Mess at the market

2012-05-10 00:00

THE Pietermaritzburg Fresh Produce Market in Mkhondeni is becoming a white elephant, with traders choosing to make their bulk fruit and vegetable purchases in Durban instead of from the local facility, which they say is dilapidated and short-staffed.

Market agent Johan Prigge, a partner in Natalia Markagente, said he is at the end of his tether with the market’s “dysfunctional” cashing system and the lack of security and maintenance.

“It’s chasing away buyers,” he said.

Prigge and other agents operating on the floor question whether revenue earned from the market is reinvested in the facility.

The agents said the problem was that their municipal colleagues did not understand the fresh produce industry.

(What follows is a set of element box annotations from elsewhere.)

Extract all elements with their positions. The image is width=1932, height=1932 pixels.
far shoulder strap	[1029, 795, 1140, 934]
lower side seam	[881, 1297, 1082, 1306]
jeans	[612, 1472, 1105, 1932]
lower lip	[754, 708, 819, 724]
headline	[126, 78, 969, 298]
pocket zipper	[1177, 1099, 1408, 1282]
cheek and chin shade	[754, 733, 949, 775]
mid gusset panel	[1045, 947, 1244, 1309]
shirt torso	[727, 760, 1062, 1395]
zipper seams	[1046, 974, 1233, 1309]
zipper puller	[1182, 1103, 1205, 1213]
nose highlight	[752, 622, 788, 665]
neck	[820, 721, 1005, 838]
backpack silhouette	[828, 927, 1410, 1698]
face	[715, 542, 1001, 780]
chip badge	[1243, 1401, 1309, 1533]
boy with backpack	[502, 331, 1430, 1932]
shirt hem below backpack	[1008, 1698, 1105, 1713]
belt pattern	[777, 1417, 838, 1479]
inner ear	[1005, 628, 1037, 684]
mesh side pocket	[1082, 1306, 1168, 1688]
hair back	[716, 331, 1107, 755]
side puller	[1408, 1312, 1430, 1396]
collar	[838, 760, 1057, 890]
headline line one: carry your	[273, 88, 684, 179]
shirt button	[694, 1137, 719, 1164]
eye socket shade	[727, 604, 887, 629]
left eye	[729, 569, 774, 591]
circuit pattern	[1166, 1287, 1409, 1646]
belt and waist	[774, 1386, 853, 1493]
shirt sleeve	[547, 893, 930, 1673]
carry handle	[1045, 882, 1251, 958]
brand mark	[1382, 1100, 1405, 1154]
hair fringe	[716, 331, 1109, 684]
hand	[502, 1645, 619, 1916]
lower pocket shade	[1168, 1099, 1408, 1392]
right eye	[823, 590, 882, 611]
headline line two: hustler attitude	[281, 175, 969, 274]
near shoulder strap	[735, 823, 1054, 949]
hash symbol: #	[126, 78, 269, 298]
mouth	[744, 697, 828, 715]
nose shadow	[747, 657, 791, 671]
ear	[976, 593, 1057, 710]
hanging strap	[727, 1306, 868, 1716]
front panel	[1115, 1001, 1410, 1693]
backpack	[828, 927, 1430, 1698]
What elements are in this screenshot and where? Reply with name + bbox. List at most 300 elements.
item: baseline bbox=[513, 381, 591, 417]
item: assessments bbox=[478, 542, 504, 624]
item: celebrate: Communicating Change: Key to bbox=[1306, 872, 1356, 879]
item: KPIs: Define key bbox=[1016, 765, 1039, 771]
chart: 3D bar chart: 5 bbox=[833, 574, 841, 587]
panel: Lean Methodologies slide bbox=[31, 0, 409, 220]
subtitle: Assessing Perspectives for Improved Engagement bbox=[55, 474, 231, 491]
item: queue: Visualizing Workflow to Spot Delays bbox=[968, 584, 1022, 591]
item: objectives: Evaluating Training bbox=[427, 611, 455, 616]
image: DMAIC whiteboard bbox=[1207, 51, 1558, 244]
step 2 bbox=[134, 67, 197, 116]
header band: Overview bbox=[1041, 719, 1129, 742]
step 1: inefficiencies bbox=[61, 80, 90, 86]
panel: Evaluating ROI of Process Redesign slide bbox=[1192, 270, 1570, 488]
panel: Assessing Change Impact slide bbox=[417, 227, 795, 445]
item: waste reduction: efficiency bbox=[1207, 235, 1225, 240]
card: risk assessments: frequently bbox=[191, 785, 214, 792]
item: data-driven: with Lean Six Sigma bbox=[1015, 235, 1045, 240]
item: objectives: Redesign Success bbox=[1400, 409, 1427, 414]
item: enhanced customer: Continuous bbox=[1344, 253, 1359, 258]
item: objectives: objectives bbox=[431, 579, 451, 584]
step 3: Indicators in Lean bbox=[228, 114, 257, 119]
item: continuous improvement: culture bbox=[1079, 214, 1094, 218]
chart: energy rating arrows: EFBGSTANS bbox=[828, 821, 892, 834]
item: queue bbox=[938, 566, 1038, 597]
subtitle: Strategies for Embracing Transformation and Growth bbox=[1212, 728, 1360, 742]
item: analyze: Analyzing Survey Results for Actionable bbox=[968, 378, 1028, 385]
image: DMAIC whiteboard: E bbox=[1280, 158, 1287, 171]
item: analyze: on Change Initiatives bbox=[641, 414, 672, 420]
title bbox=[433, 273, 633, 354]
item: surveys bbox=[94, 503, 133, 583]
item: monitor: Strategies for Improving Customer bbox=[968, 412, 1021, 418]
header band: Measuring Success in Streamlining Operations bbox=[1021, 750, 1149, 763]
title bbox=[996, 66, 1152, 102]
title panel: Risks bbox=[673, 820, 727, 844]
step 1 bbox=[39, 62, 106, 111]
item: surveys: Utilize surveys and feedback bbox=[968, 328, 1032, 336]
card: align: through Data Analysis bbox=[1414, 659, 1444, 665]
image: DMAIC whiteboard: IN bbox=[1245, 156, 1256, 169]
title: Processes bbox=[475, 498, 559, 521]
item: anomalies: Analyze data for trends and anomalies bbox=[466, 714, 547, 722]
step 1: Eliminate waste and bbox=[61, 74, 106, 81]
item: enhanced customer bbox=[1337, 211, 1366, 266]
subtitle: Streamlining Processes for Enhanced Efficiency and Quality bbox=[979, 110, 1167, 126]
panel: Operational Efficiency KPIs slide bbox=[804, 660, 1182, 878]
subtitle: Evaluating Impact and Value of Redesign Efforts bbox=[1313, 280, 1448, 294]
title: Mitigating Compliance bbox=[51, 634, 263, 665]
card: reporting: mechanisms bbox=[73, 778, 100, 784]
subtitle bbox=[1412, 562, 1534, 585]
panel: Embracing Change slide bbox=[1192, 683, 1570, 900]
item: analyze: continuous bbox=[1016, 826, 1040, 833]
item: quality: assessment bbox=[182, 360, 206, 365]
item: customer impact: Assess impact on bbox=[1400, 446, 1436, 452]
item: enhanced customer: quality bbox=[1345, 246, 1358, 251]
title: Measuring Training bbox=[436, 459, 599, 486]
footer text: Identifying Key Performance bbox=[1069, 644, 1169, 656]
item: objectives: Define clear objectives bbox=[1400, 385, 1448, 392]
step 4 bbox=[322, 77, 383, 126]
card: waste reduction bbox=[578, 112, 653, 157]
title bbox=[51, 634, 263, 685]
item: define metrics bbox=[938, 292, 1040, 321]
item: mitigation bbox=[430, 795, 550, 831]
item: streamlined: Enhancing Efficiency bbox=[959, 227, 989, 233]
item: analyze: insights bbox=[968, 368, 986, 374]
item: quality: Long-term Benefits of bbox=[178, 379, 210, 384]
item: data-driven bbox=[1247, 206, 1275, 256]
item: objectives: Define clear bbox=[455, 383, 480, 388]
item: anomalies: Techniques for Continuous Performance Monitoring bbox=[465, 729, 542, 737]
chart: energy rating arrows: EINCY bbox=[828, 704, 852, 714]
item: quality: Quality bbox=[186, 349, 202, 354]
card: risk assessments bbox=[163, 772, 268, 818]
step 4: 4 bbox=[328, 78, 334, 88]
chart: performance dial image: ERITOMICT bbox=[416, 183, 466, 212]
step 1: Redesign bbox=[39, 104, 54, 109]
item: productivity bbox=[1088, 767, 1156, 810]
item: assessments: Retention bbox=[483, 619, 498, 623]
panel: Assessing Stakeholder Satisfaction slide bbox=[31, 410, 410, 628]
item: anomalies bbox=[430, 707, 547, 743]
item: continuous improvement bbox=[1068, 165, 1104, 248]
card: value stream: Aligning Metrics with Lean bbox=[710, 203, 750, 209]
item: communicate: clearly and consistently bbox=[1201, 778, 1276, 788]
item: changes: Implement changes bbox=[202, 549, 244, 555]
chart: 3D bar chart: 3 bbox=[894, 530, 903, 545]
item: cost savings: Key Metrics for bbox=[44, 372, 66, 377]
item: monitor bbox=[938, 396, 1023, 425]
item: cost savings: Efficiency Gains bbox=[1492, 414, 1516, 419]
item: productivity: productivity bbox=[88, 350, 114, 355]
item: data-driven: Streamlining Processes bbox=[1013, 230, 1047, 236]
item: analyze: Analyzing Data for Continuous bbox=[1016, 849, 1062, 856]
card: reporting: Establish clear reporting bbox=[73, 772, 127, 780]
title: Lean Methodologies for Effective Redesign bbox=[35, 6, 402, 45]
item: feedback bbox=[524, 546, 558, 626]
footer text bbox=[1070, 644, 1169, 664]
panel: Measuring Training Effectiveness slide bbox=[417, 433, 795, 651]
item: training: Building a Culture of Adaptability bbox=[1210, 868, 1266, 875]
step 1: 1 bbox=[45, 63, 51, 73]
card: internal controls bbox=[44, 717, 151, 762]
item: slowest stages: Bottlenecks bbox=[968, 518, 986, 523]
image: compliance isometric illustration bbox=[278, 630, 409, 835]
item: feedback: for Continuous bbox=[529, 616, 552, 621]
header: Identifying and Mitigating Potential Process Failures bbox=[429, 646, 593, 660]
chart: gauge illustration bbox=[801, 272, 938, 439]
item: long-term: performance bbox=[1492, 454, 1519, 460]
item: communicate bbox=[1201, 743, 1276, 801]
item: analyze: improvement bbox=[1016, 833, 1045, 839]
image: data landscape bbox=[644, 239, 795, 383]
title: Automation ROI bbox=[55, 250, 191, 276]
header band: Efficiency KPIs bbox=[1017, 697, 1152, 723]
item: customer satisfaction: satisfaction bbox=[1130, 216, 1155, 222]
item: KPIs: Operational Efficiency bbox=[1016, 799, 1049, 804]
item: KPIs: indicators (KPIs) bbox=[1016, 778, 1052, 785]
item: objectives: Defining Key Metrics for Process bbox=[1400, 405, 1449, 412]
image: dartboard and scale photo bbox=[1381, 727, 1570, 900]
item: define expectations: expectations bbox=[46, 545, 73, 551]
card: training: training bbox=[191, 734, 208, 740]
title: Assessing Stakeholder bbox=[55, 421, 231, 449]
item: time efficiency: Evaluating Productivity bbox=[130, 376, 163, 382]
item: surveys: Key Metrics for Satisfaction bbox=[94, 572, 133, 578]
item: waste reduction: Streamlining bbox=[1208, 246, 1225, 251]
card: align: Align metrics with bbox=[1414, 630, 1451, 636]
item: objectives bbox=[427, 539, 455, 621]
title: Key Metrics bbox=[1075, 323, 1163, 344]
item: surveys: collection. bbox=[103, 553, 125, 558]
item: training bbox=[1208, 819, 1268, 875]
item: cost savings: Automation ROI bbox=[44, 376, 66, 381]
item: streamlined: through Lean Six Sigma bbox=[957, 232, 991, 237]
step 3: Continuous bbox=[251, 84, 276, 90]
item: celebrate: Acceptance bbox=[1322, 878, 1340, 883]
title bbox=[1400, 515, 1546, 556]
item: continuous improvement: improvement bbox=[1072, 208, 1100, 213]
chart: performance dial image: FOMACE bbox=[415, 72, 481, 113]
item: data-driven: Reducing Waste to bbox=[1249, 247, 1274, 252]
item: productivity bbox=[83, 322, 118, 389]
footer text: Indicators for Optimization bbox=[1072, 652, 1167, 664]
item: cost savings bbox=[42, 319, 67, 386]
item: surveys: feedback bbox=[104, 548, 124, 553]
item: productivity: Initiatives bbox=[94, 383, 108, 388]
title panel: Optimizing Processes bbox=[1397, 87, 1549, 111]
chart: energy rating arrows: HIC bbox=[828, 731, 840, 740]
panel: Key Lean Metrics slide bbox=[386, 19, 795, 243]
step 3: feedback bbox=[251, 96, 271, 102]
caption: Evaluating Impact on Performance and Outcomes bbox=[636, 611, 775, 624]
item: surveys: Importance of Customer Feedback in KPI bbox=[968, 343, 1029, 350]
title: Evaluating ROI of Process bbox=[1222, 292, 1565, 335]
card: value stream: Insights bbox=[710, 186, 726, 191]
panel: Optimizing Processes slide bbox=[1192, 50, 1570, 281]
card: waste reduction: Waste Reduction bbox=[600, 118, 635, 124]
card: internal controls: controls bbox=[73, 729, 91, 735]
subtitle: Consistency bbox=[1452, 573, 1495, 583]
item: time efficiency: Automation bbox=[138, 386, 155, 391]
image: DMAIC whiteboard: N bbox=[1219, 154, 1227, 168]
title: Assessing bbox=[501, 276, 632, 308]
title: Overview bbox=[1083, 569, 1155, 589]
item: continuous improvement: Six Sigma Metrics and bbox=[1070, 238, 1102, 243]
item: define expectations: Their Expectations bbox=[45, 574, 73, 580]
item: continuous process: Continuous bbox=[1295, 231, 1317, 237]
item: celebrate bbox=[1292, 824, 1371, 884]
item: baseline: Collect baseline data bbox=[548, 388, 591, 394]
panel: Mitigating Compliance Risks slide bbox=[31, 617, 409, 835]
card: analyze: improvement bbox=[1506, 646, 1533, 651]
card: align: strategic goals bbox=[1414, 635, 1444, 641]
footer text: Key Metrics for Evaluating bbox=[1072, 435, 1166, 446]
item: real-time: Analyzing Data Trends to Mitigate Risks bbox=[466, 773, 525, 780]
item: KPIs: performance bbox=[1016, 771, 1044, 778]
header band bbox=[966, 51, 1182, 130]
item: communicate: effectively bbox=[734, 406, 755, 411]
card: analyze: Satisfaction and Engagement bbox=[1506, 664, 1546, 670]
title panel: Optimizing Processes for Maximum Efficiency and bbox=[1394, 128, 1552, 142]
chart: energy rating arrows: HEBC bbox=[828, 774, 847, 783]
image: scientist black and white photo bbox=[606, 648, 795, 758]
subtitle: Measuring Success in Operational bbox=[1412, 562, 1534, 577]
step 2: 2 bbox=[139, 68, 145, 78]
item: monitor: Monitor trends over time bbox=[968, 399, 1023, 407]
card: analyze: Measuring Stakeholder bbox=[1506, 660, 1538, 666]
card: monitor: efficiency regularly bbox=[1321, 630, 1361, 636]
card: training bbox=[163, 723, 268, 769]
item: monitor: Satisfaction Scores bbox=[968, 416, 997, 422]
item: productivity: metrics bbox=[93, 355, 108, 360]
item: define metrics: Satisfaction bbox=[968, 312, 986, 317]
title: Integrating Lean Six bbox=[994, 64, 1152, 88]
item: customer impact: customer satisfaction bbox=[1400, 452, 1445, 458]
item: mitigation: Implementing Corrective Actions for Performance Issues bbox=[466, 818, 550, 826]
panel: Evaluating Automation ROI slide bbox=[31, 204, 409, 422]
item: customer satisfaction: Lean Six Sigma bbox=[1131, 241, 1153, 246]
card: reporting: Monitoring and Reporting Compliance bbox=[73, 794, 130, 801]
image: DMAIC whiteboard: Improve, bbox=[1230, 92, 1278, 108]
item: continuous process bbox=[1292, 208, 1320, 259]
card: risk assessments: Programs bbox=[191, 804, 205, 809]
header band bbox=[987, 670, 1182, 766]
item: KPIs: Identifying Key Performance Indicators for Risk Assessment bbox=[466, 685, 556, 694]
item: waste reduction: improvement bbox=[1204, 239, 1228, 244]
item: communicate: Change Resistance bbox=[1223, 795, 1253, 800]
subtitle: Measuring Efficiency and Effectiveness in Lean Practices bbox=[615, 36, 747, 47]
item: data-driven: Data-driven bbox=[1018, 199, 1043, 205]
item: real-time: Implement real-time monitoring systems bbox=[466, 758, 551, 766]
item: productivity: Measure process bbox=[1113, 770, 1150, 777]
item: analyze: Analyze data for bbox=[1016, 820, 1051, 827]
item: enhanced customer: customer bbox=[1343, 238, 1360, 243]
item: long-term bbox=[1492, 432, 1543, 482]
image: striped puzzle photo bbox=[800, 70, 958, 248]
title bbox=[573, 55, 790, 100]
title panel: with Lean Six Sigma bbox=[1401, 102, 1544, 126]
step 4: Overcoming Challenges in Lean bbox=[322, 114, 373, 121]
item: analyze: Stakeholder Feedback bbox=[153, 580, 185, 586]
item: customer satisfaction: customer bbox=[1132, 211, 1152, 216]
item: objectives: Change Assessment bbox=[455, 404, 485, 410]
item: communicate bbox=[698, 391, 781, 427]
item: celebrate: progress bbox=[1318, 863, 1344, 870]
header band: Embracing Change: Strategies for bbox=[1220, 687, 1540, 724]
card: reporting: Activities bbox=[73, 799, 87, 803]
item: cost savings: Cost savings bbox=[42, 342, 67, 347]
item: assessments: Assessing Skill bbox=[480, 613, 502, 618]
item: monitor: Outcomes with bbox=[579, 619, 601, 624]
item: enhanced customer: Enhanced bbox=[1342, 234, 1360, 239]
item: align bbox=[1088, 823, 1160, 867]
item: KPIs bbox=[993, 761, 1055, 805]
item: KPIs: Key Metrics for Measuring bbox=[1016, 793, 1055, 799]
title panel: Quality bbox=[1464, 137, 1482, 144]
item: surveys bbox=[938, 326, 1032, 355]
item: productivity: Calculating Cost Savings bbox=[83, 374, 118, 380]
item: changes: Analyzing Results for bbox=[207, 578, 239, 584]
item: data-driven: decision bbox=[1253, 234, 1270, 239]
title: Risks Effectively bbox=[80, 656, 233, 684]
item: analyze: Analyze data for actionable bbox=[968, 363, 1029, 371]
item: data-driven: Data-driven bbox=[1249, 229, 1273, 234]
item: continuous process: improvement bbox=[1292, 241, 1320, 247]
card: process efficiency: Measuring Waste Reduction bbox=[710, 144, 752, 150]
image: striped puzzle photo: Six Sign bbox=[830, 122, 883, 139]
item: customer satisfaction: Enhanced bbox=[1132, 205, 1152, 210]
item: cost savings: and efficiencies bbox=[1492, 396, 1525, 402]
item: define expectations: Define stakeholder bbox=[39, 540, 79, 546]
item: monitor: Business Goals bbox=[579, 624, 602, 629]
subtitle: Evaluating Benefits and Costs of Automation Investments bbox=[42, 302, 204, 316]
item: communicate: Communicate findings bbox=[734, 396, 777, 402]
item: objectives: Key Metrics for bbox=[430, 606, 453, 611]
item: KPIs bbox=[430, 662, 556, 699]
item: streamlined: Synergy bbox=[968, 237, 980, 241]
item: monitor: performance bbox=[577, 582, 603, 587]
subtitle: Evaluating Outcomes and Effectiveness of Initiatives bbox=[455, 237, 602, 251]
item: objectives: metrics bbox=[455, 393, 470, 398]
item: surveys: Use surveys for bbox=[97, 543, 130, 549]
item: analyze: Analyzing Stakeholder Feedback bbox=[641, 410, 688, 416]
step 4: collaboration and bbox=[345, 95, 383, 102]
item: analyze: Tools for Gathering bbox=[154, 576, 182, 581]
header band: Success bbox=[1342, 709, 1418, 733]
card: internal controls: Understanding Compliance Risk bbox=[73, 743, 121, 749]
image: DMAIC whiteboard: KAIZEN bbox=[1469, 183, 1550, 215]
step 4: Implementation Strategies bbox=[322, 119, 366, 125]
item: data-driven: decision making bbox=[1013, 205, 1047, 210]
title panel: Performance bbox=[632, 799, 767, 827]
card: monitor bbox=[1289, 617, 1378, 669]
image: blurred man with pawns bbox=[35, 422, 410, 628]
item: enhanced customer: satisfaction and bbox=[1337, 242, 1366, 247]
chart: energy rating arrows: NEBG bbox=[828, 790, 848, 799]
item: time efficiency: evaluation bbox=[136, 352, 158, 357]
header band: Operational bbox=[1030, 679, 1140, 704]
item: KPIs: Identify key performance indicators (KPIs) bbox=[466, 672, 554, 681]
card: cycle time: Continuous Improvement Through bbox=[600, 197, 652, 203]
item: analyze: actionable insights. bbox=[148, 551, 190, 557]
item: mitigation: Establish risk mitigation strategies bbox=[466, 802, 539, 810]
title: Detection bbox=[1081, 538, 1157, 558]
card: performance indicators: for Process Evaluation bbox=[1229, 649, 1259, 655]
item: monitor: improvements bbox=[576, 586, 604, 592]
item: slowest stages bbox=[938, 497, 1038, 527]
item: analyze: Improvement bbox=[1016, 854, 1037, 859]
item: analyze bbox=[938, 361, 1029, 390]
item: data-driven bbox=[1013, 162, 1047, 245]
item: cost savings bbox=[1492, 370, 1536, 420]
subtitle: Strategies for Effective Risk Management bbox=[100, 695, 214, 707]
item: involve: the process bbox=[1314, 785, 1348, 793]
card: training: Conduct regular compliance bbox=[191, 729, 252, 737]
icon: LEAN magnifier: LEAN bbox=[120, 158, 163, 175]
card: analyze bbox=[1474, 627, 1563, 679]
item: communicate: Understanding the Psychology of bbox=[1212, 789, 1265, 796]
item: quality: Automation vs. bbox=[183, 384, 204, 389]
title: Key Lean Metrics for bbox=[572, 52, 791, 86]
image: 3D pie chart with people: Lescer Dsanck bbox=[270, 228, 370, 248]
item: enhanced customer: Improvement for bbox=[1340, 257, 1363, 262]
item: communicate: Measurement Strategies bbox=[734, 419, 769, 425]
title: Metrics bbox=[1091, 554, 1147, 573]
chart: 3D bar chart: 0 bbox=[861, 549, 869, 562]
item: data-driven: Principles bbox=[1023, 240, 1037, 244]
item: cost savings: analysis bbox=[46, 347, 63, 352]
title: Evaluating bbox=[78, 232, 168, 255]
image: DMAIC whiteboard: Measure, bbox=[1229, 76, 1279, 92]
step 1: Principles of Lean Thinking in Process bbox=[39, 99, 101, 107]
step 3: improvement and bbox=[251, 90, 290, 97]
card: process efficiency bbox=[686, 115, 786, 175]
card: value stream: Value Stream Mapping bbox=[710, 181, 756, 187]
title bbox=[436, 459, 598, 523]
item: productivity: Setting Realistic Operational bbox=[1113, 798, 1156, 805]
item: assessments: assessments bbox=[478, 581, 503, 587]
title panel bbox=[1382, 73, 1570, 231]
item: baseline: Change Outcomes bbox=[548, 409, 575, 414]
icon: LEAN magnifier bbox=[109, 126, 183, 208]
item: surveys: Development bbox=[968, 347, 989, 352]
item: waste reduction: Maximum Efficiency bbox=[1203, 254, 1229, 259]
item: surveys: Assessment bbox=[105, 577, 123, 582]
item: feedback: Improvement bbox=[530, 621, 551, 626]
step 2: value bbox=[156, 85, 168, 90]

“The only way I see out is to privatise the market,” said Stanley Ward, Prigge’s business partner.

“Farmers, agents and buyers must take over. We’re planning to do that. We’ve got to. Things cannot continue the way they are now.

Last week, market staff informed the agents that the market would be shut on Saturdays in future due to the lack of cashiers.

But this decision was reversed after the agents protested.

The market operated with two cashiers last Saturday instead of the usual three or four.

The municipality promised that two more would be provided this weekend.

A major criticism of the buyers is the system they have to use to make their purchases. They said they were made to deposit money before making purchases, which they declared on leaving the market.

They were entitled to change if there was money left over. However, the market sometimes took up to four days to process refunds, the agents said.

“They say they cannot balance their books [in time],” said Prigge.

The agents said the market was not maintained adequately, creating a safety hazard.

The Witness found that a roof at a loading platform has collapsed, huge, heavy gates are held by precarious mountings that need reinforcement, security cameras have been stolen, gutters have disappeared and the toilets are in a filthy state.

When there are thefts, agents have to pay for the losses themselves, they said.

“The floor has not been cleaned in a while because the cleaning machine is broken,” Ward added.

Peter and Company director Mike Elliot said agents made up to R22 million a month, of which the municipality took about five percent(R2,27 million). However, there were several vacant posts at the market.

“The municipality is not prepared to make sacrifices, yet it wants the money,” Elliot added.

Prigge and Ward agreed, saying the money earned by the municipality was not being invested in the market.

The agents met municipal manager Mxolosi Nkosi to discuss their grievances last month.

However, the changes Nkosi proposed “are not big enough or quick enough”, Elliot said.

He added that the market had not been revamped since 1962.

Jose de Jesus, who owns four supermarkets in Pietermaritzburg and buys produce for two others on the coast, said he had ditched the Mkhondeni market for one in Durban.

He said Pietermaritzburg market often had only one cashier operating.

“Go to the Durban market, which is clean and there are guards. Pietermaritzburg residents are now buying in Durban. I’m not talking about just one or two, but a lot of them,” De Jesus added.

Elliot said some buyers who spent almost R2 million a month had left the market.

“We can’t lose buyers like this,” he said.

Municipal spokesperson Brian Zuma admitted there were several problems at the market.

He said that the municipality was about to employ two temporary cashiers.

Asked about progress since Nkosi had visited the market, Zuma said: “Miracles are not going to happen, but this matter is being discussed at the highest level to try and find solutions”.